Is there any difference between Bambi II and Toy Story II? Should there be no Cinderella II when there’s Lilo and Stitch the tv series or Buzz Lightyear of Star Command, the tv series? Or what about the countless sequels to Aladdin? Or that short sequel to Monsters Inc., Mike’s New Car? Or how about the hideous tv series that were done featuring Mickey and gang or even those new shorts using Goofy. Where and how do those fall in?

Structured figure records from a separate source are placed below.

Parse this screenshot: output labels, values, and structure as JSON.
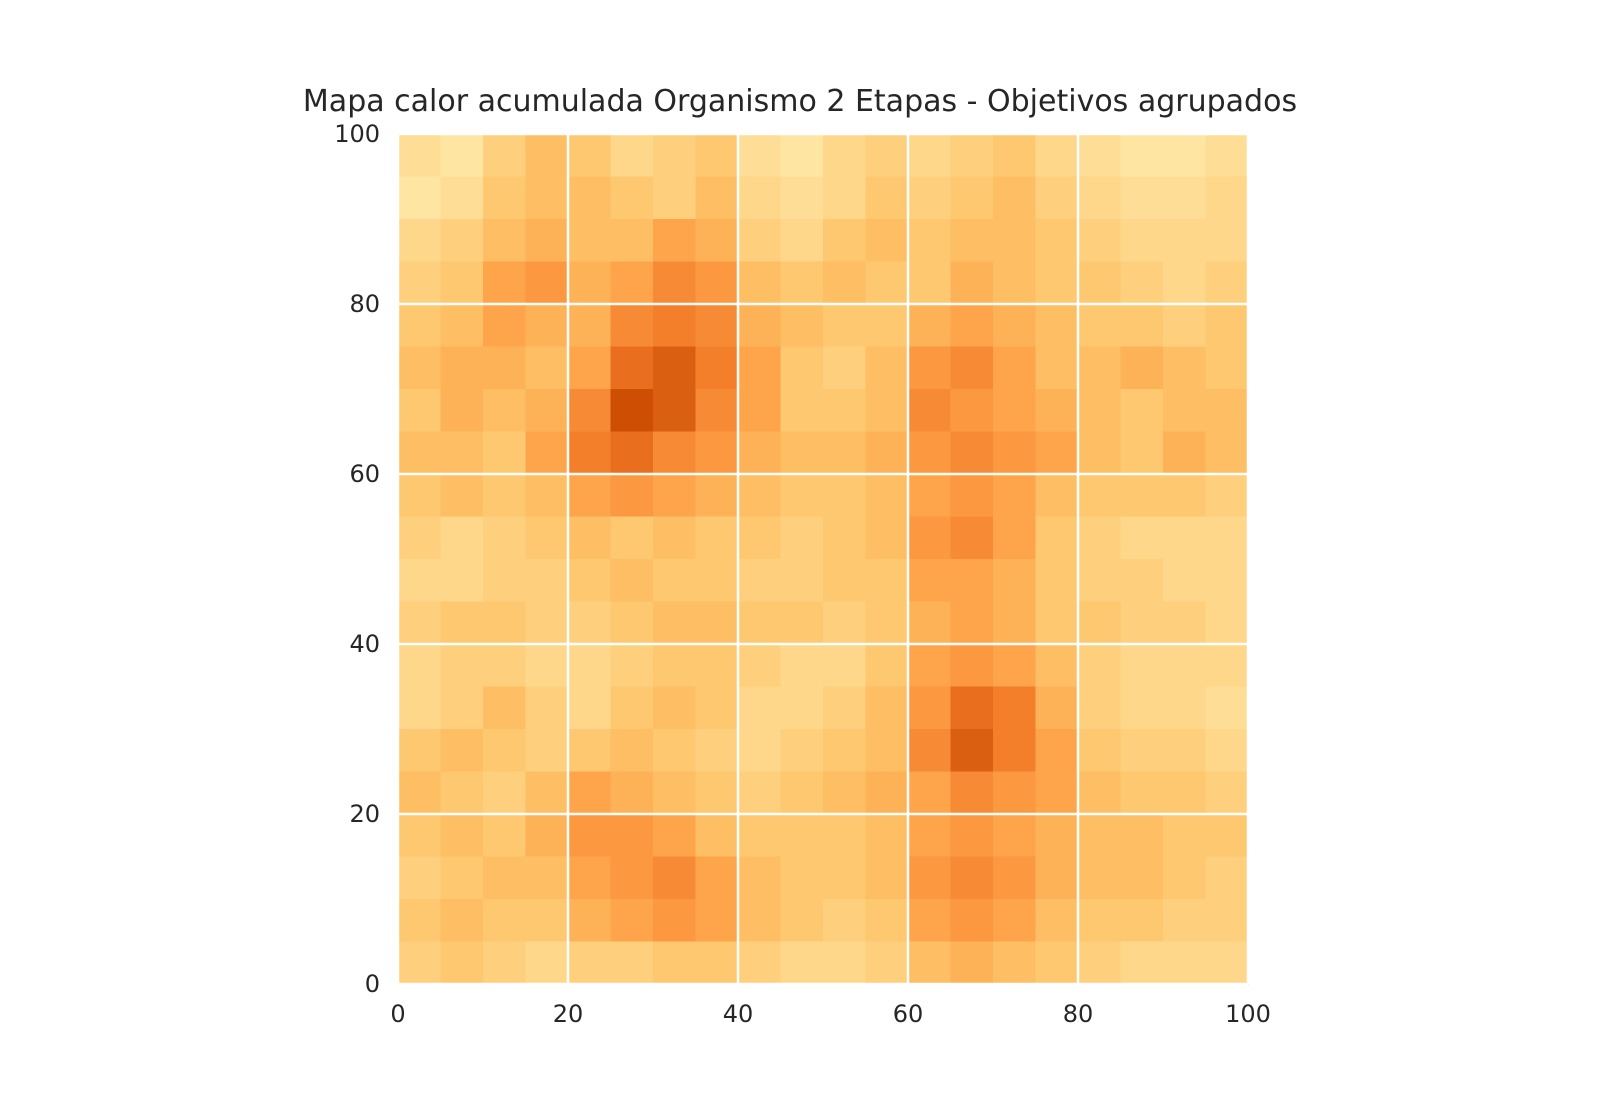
{
  "chart_data": {
    "type": "heatmap",
    "title": "Mapa calor acumulada Organismo 2 Etapas - Objetivos agrupados",
    "xlabel": "",
    "ylabel": "",
    "xlim": [
      0,
      100
    ],
    "ylim": [
      0,
      100
    ],
    "xticks": [
      "0",
      "20",
      "40",
      "60",
      "80",
      "100"
    ],
    "yticks": [
      "0",
      "20",
      "40",
      "60",
      "80",
      "100"
    ],
    "grid": true,
    "colormap": [
      "#ffffcc",
      "#ffedb0",
      "#fed98e",
      "#fec46a",
      "#fe9f45",
      "#f27b27",
      "#cc4c02",
      "#8c2d04"
    ],
    "grid_color": "#ffffff",
    "cell_size": 5,
    "rows_note": "rows listed from top (y=95-100) to bottom (y=0-5), values 0-1 relative intensity",
    "values": [
      [
        0.25,
        0.2,
        0.35,
        0.45,
        0.4,
        0.3,
        0.35,
        0.4,
        0.25,
        0.2,
        0.3,
        0.35,
        0.3,
        0.35,
        0.4,
        0.3,
        0.25,
        0.2,
        0.2,
        0.25
      ],
      [
        0.2,
        0.25,
        0.4,
        0.45,
        0.45,
        0.4,
        0.35,
        0.45,
        0.3,
        0.25,
        0.3,
        0.4,
        0.35,
        0.4,
        0.45,
        0.35,
        0.3,
        0.25,
        0.25,
        0.3
      ],
      [
        0.3,
        0.35,
        0.45,
        0.5,
        0.45,
        0.45,
        0.55,
        0.5,
        0.35,
        0.3,
        0.4,
        0.45,
        0.4,
        0.45,
        0.45,
        0.4,
        0.35,
        0.3,
        0.3,
        0.3
      ],
      [
        0.35,
        0.4,
        0.55,
        0.6,
        0.5,
        0.55,
        0.65,
        0.6,
        0.45,
        0.4,
        0.45,
        0.4,
        0.4,
        0.5,
        0.45,
        0.4,
        0.4,
        0.35,
        0.3,
        0.35
      ],
      [
        0.4,
        0.45,
        0.55,
        0.5,
        0.5,
        0.65,
        0.7,
        0.65,
        0.5,
        0.45,
        0.4,
        0.4,
        0.5,
        0.55,
        0.5,
        0.45,
        0.4,
        0.4,
        0.35,
        0.4
      ],
      [
        0.45,
        0.5,
        0.5,
        0.45,
        0.55,
        0.75,
        0.8,
        0.7,
        0.55,
        0.4,
        0.35,
        0.45,
        0.6,
        0.65,
        0.55,
        0.45,
        0.45,
        0.5,
        0.45,
        0.4
      ],
      [
        0.4,
        0.5,
        0.45,
        0.5,
        0.65,
        0.85,
        0.8,
        0.65,
        0.55,
        0.4,
        0.4,
        0.45,
        0.65,
        0.6,
        0.55,
        0.5,
        0.45,
        0.4,
        0.45,
        0.45
      ],
      [
        0.45,
        0.45,
        0.4,
        0.55,
        0.7,
        0.75,
        0.65,
        0.6,
        0.5,
        0.45,
        0.45,
        0.5,
        0.6,
        0.65,
        0.6,
        0.55,
        0.45,
        0.4,
        0.5,
        0.45
      ],
      [
        0.4,
        0.45,
        0.4,
        0.45,
        0.55,
        0.6,
        0.55,
        0.5,
        0.45,
        0.4,
        0.4,
        0.45,
        0.55,
        0.6,
        0.55,
        0.45,
        0.4,
        0.4,
        0.4,
        0.35
      ],
      [
        0.35,
        0.3,
        0.35,
        0.4,
        0.45,
        0.4,
        0.45,
        0.4,
        0.4,
        0.35,
        0.4,
        0.45,
        0.6,
        0.65,
        0.55,
        0.4,
        0.35,
        0.3,
        0.3,
        0.3
      ],
      [
        0.3,
        0.3,
        0.35,
        0.35,
        0.4,
        0.45,
        0.4,
        0.4,
        0.35,
        0.35,
        0.4,
        0.4,
        0.55,
        0.55,
        0.5,
        0.4,
        0.35,
        0.35,
        0.3,
        0.3
      ],
      [
        0.35,
        0.4,
        0.4,
        0.35,
        0.35,
        0.4,
        0.45,
        0.45,
        0.4,
        0.4,
        0.35,
        0.4,
        0.5,
        0.55,
        0.5,
        0.4,
        0.4,
        0.35,
        0.35,
        0.3
      ],
      [
        0.3,
        0.35,
        0.35,
        0.3,
        0.3,
        0.35,
        0.4,
        0.4,
        0.35,
        0.3,
        0.3,
        0.4,
        0.55,
        0.6,
        0.55,
        0.45,
        0.35,
        0.3,
        0.3,
        0.3
      ],
      [
        0.3,
        0.35,
        0.45,
        0.35,
        0.3,
        0.4,
        0.45,
        0.4,
        0.3,
        0.3,
        0.35,
        0.45,
        0.6,
        0.75,
        0.7,
        0.5,
        0.35,
        0.3,
        0.3,
        0.25
      ],
      [
        0.4,
        0.45,
        0.4,
        0.35,
        0.4,
        0.45,
        0.4,
        0.35,
        0.3,
        0.35,
        0.4,
        0.45,
        0.65,
        0.8,
        0.7,
        0.55,
        0.4,
        0.35,
        0.35,
        0.3
      ],
      [
        0.45,
        0.4,
        0.35,
        0.45,
        0.55,
        0.5,
        0.45,
        0.4,
        0.35,
        0.4,
        0.45,
        0.5,
        0.55,
        0.65,
        0.6,
        0.55,
        0.45,
        0.4,
        0.4,
        0.35
      ],
      [
        0.4,
        0.45,
        0.4,
        0.5,
        0.6,
        0.6,
        0.55,
        0.45,
        0.4,
        0.4,
        0.4,
        0.45,
        0.55,
        0.6,
        0.55,
        0.5,
        0.45,
        0.45,
        0.4,
        0.4
      ],
      [
        0.35,
        0.4,
        0.45,
        0.45,
        0.55,
        0.6,
        0.65,
        0.55,
        0.45,
        0.4,
        0.4,
        0.45,
        0.6,
        0.65,
        0.6,
        0.5,
        0.45,
        0.45,
        0.4,
        0.35
      ],
      [
        0.4,
        0.45,
        0.4,
        0.4,
        0.5,
        0.55,
        0.6,
        0.55,
        0.45,
        0.4,
        0.35,
        0.4,
        0.55,
        0.6,
        0.55,
        0.45,
        0.4,
        0.4,
        0.35,
        0.35
      ],
      [
        0.35,
        0.4,
        0.35,
        0.3,
        0.35,
        0.35,
        0.4,
        0.4,
        0.35,
        0.3,
        0.3,
        0.35,
        0.45,
        0.5,
        0.45,
        0.4,
        0.35,
        0.3,
        0.3,
        0.3
      ]
    ]
  }
}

John Lasseter is trying to preserve the integrity of the Disney library, but he’s marketing his own films somewhat more voraciously. If you want to preserve the esteem of those films of the “Golden Age” why not re-release them in theaters? Didn’t we see that scheme once worked for Disney putting them out theatrically every 7 years? Has the presence of the five remastered dvd versions of Peter Pan made that film less valuable theatrically?
CG is popular with executives for financial reasons. They can see a product that they can better control while it’s in production. Why is this any different from exploiting the hits of the past? If you can put Belle or Tarzan or Mary Poppins on the stage or dancing around the theme parks, why not be able to rework them in animation? Isn’t it a variation of the same thing?
I don’t think anyone is thinking about “Art” (with a capital “A”) these days.
Why hold the old films in such esteem when the animators of today don’t hold their own work up to the same standard?
I so desperately want to critique this image, but I have to
hold myself back. The knowledge just isn’t there.
Suffice it to say, that this is evidence enough that
the new doesn’t equal the old.
Take a look at Hans Bacher‘s new site to see what
stunning, well planned BGs look like.